Hussman Funds:  A Tale of Two Data Sets – August 31, 2009

Excerpt (click on the link above for the full version)

Straight to the chase – the U.S. stock market is overvalued, but not severely so. Prospective 10-year total returns for the S&P 500 are uninspiring, but they have been even more dismal for much of the past decade. Market action in the major indices has been clearly strong, as is breadth, but evidence of robust sponsorship is weak – particularly on the basis of trading volume. Several measures of risk aversion have abated, but have been replaced by exuberant investor sentiment, which has not been as bullish since the 2007 market peak. From the standpoint of typical post-war market cycles, there is little to get excited about, but there also does not seem to be a great deal to complain about either. That is, again, if we assume that this is a typical post-war market cycle.

As I frequently note, we try to align our investment positions based on the return to risk profile that we can expect, on average, given prevailing market conditions. Our dilemma here is this. There are two sets of data from which to draw those averages. One would include ordinary run-of-the-mill economic and market cycles using post-war data from the U.S. alone. The other is broader, and includes market behavior, both in the U.S. and in other countries, following major crashes. Extended economic dislocations were typically required before fundamentals durably improved.

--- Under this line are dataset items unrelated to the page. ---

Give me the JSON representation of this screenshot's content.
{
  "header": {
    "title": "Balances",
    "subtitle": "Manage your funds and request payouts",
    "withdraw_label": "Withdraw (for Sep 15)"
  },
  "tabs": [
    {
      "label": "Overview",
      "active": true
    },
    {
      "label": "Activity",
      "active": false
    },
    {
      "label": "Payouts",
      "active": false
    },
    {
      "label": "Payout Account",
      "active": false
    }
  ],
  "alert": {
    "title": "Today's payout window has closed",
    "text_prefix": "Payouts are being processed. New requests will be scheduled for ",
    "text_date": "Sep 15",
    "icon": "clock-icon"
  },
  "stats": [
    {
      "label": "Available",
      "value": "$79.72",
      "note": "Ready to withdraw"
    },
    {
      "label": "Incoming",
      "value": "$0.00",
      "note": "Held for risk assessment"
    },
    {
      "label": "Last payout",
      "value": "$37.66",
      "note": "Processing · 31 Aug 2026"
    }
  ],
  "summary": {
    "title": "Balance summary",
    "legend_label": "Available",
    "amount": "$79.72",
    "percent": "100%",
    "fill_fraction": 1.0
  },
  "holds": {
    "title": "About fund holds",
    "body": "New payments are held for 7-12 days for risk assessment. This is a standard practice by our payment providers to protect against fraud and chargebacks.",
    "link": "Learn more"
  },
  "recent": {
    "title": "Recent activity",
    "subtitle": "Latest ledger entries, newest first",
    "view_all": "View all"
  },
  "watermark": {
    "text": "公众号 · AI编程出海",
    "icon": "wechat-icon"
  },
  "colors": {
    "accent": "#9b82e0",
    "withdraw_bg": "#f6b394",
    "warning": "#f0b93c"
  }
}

Even giving the two possibilities equal weight is harsh, because as I’ve repeatedly noted, post-crash markets have included advances as large, and larger, than we’ve observed since March, but with devastating follow-through. In the current situation, our only choice is to consider the full data set, because we have no basis – whatsoever – to rule post-crash dynamics out in view of prevailing economic conditions. As a result, as things stand presently, we hold a substantial number of index call options (about 1-2% of Fund assets), but are otherwise hedged. The strike prices and expirations of our index calls currently result in a modest effective exposure to market fluctuations. Those call options are in place primarily to reduce the impact of our hedge in the event of further strength from here – to date, they have largely offset what would have been lagging performance due to our continued lack of holdings in financial stocks.